Oui, ceux que je trouve nuls, je n’en parle pas – ça m’énerverait qu’un gars qui risque plusieurs années de taule aille voir un mauvais après avoir vu son nom dans mon journal ».
À cinq ans de la retraite, Didier, à mi-chemin physiquement entre Droopy et Sherlock Holmes, fait quasiment partie des murs du Palais de justice de Lille. Il connaît les lieux et ses gens par cœur, salut de leurs prénoms flics, avocats et magistrats, entre au Palais comme au bistrot du coin, détient même les clefs du premier étage où se niche son mini-bureau qu’il partage avec son confrère de la Voix du Nord. Didier rédige beaucoup : « Je dirais… environ 10 000 signes par jour. C’est une moyenne, cela dépend aussi de la pub … Trois à quatre papiers quotidiens et deux-trois brèves ».
Productif donc. Entre la salade d’endives et le Hochepot, la conversation en était revenue aux avocats. Le « bon » avocat au pénal, selon Didier, est réellement capable de se mettre à la place de son client : « Les bons sont tous issus de milieux modestes, comme leurs clients, disait-il. Ce sont des gars qui ont une revanche sociale à prendre. Ils n’ont pas peur et sont prêts à tout pour partir en guerre contre un système dont leurs parents ont souvent souffert. Les quinze plus grands pénalistes de Lille ont ce profil-là. Stefan Squillaci est fils de mineur. La mère de Franck Berton était ouvrière et permanente de la CGT. Et Dupond-Moretti est le fiston d’une femme de ménage ».
Dupond-Moretti. LA star de Lille. Inscrit au barreau en 1984, Eric Dupond-Moretti est connu pour être l’avocat pénaliste totalisant le plus grand nombre d’acquittements en France. Celui notamment de la « boulangère » Roselyne Godard, lors du premier procès d’Outreau, devant la cour d’appel de Douai en juillet 2004. Celui aussi de Jean Castela, présenté comme l’un des instigateurs de l’assassinat du préfet Claude Erignac et condamné de ce chef devant une première cour d’assises. Ou encore Jérôme Verrando, le « berger de Castellar », en avril 2007. Dans toutes les maisons d’arrêt de France, on ne jure que par Eric Dupond-Moretti. Et même si on entend dire sur Lille que l’avocat n’y comprend rien à rien aux finances, E. D-M. est l’un des avocats du très médiatique trader Jérôme Kerviel – dans cette affaire, on compterait simplement sur EDM pour l’ouvrir très grande, comme il sait si bien faire.

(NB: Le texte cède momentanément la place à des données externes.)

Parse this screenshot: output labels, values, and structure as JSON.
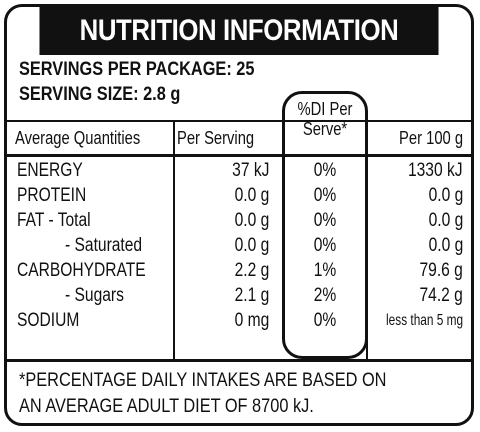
{
  "title": "NUTRITION INFORMATION",
  "servings": {
    "per_package": "SERVINGS PER PACKAGE: 25",
    "serving_size": "SERVING SIZE: 2.8 g"
  },
  "columns": {
    "average": "Average Quantities",
    "per_serving": "Per Serving",
    "di": "%DI Per\nServe*",
    "per_100": "Per 100 g"
  },
  "rows": [
    {
      "name": "ENERGY",
      "per_serving": "37 kJ",
      "di": "0%",
      "per_100": "1330 kJ"
    },
    {
      "name": "PROTEIN",
      "per_serving": "0.0 g",
      "di": "0%",
      "per_100": "0.0 g"
    },
    {
      "name": "FAT - Total",
      "per_serving": "0.0 g",
      "di": "0%",
      "per_100": "0.0 g"
    },
    {
      "name": "- Saturated",
      "per_serving": "0.0 g",
      "di": "0%",
      "per_100": "0.0 g"
    },
    {
      "name": "CARBOHYDRATE",
      "per_serving": "2.2 g",
      "di": "1%",
      "per_100": "79.6 g"
    },
    {
      "name": "- Sugars",
      "per_serving": "2.1 g",
      "di": "2%",
      "per_100": "74.2 g"
    },
    {
      "name": "SODIUM",
      "per_serving": "0 mg",
      "di": "0%",
      "per_100": "less than 5 mg"
    }
  ],
  "footnote": {
    "line1": "*PERCENTAGE DAILY INTAKES ARE BASED ON",
    "line2": "AN AVERAGE ADULT DIET OF 8700 kJ."
  }
}
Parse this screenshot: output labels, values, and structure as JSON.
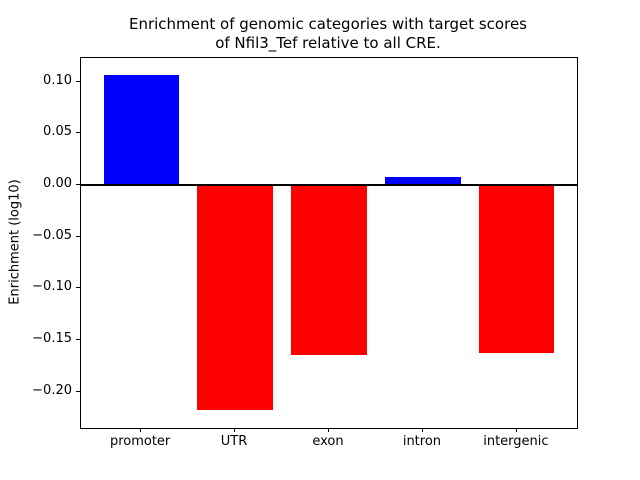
{
  "chart_data": {
    "type": "bar",
    "title": "Enrichment of genomic categories with target scores\nof Nfil3_Tef relative to all CRE.",
    "xlabel": "",
    "ylabel": "Enrichment (log10)",
    "categories": [
      "promoter",
      "UTR",
      "exon",
      "intron",
      "intergenic"
    ],
    "values": [
      0.107,
      -0.218,
      -0.164,
      0.008,
      -0.162
    ],
    "bar_colors": [
      "#0000ff",
      "#ff0000",
      "#ff0000",
      "#0000ff",
      "#ff0000"
    ],
    "positive_color": "#0000ff",
    "negative_color": "#ff0000",
    "yticks": [
      0.1,
      0.05,
      0.0,
      -0.05,
      -0.1,
      -0.15,
      -0.2
    ],
    "ytick_labels": [
      "0.10",
      "0.05",
      "0.00",
      "−0.05",
      "−0.10",
      "−0.15",
      "−0.20"
    ],
    "ylim": [
      -0.235,
      0.123
    ],
    "xlim": [
      -0.64,
      4.64
    ],
    "bar_width": 0.8,
    "grid": false,
    "legend": null,
    "zero_line": true
  }
}
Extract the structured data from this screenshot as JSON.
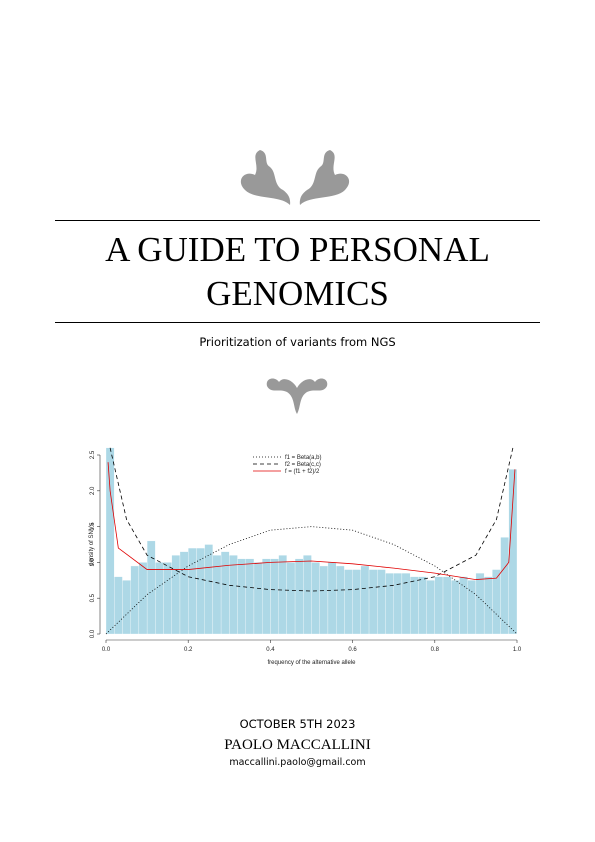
{
  "title": "A GUIDE TO PERSONAL GENOMICS",
  "subtitle": "Prioritization of variants from NGS",
  "date": "OCTOBER 5TH 2023",
  "author": "PAOLO MACCALLINI",
  "email": "maccallini.paolo@gmail.com",
  "figure": {
    "type": "histogram",
    "xlabel": "frequency of the alternative allele",
    "ylabel": "density of SNVs",
    "bins": [
      0,
      0.02,
      0.04,
      0.06,
      0.08,
      0.1,
      0.12,
      0.14,
      0.16,
      0.18,
      0.2,
      0.22,
      0.24,
      0.26,
      0.28,
      0.3,
      0.32,
      0.34,
      0.36,
      0.38,
      0.4,
      0.42,
      0.44,
      0.46,
      0.48,
      0.5,
      0.52,
      0.54,
      0.56,
      0.58,
      0.6,
      0.62,
      0.64,
      0.66,
      0.68,
      0.7,
      0.72,
      0.74,
      0.76,
      0.78,
      0.8,
      0.82,
      0.84,
      0.86,
      0.88,
      0.9,
      0.92,
      0.94,
      0.96,
      0.98,
      1
    ],
    "values": [
      2.6,
      0.8,
      0.75,
      0.95,
      1.0,
      1.3,
      1.0,
      1.0,
      1.1,
      1.15,
      1.2,
      1.2,
      1.25,
      1.1,
      1.15,
      1.1,
      1.05,
      1.05,
      1.0,
      1.05,
      1.05,
      1.1,
      1.0,
      1.05,
      1.1,
      1.0,
      0.95,
      1.0,
      0.95,
      0.9,
      0.9,
      0.95,
      0.9,
      0.9,
      0.85,
      0.85,
      0.85,
      0.8,
      0.8,
      0.75,
      0.8,
      0.8,
      0.75,
      0.8,
      0.75,
      0.85,
      0.8,
      0.9,
      1.35,
      2.3
    ],
    "color": "#add8e6",
    "series": [
      {
        "name": "f1 = Beta(a,b)",
        "color": "#000000",
        "dash": "1,2",
        "x": [
          0,
          0.1,
          0.2,
          0.3,
          0.4,
          0.5,
          0.6,
          0.7,
          0.8,
          0.9,
          1
        ],
        "values": [
          0,
          0.55,
          0.95,
          1.25,
          1.45,
          1.5,
          1.45,
          1.25,
          0.95,
          0.55,
          0
        ]
      },
      {
        "name": "f2 = Beta(c,c)",
        "color": "#000000",
        "dash": "4,3",
        "x": [
          0.01,
          0.05,
          0.1,
          0.2,
          0.3,
          0.4,
          0.5,
          0.6,
          0.7,
          0.8,
          0.9,
          0.95,
          0.99
        ],
        "values": [
          2.6,
          1.6,
          1.1,
          0.8,
          0.68,
          0.62,
          0.6,
          0.62,
          0.68,
          0.8,
          1.1,
          1.6,
          2.6
        ]
      },
      {
        "name": "f = (f1 + f2)/2",
        "color": "#e00000",
        "dash": "none",
        "x": [
          0.005,
          0.01,
          0.03,
          0.1,
          0.2,
          0.3,
          0.4,
          0.5,
          0.6,
          0.7,
          0.8,
          0.9,
          0.95,
          0.98,
          0.995
        ],
        "values": [
          2.4,
          2.0,
          1.2,
          0.9,
          0.9,
          0.96,
          1.0,
          1.02,
          0.98,
          0.92,
          0.85,
          0.76,
          0.78,
          1.0,
          2.3
        ]
      }
    ],
    "xlim": [
      0,
      1
    ],
    "ylim": [
      0,
      2.5
    ],
    "xticks": [
      {
        "value": 0,
        "label": "0.0"
      },
      0.2,
      0.4,
      0.6,
      0.8,
      {
        "value": 1,
        "label": "1.0"
      }
    ],
    "yticks": [
      {
        "value": 0,
        "label": "0.0"
      },
      0.5,
      {
        "value": 1,
        "label": "1.0"
      },
      1.5,
      {
        "value": 2,
        "label": "2.0"
      },
      2.5
    ]
  }
}
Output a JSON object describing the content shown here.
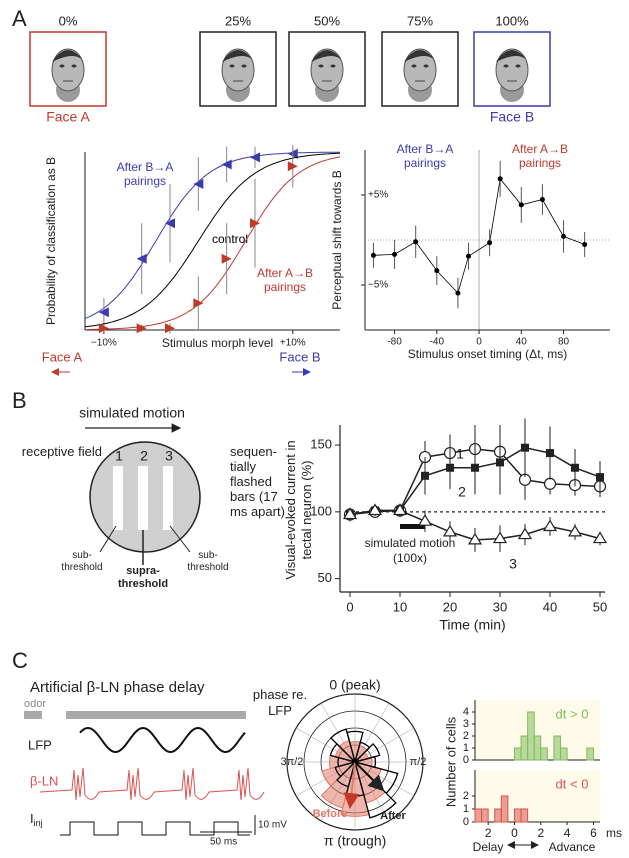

Et Didier d’enchaîner : « Quand Dupond-Moretti parle de la misère d’un de ses clients, tu sens que ce n’est pas du flanc, qu’il est passé par là, qu’il est convaincu. Cela donne du corps et de l’impact à sa plaidoirie. Alors oui, OK, il a des formules toutes faites. Combien de fois l’ai-je entendu dire : “Ma mère a commencé comme femme de ménage pour finir comme technicienne de surface”. Mais c’est vrai !
Et ses effets de manches n’agacent pas trop la cour ?
Faut pas croire, les magistrats aussi s’ennuient en procès. On attend tous de voir un Moretti faire son show, provoquer, râler, enchaîner les accidents d’audience… On se régale et les magistrats sont sous le charme. Tu devrais appeler son bureau à Lille pour savoir s’il plaide bientôt à Paris…
A t’écouter, on croirait une rock star…
Dans son genre, c’est un peu ça… Les petits jeunes l’imitent, reprennent les expressions et les trucs du maître. On en a d’autres. Franck Berton. Au procès d’Outreau, il défendait Odile Marécaux, l’épouse de l’huissier de Justice – et Franck Lavier, tous deux innocentés. Quand tu vois Berton, jamais tu ne lui achèterais une voiture d’occasion. Il a les cheveux gras, la peau creusée par l’acné. Mais ces mecs-là aiment emmerder le monde. C’est pour ça qu’ils sont bons ».
Au moment de nous quitter, j’avais déjà élu Didier nouveau gourou. Rendez-vous était pris quelques jours plus tard à 14 heures, devant le Palais de Justice de Lille.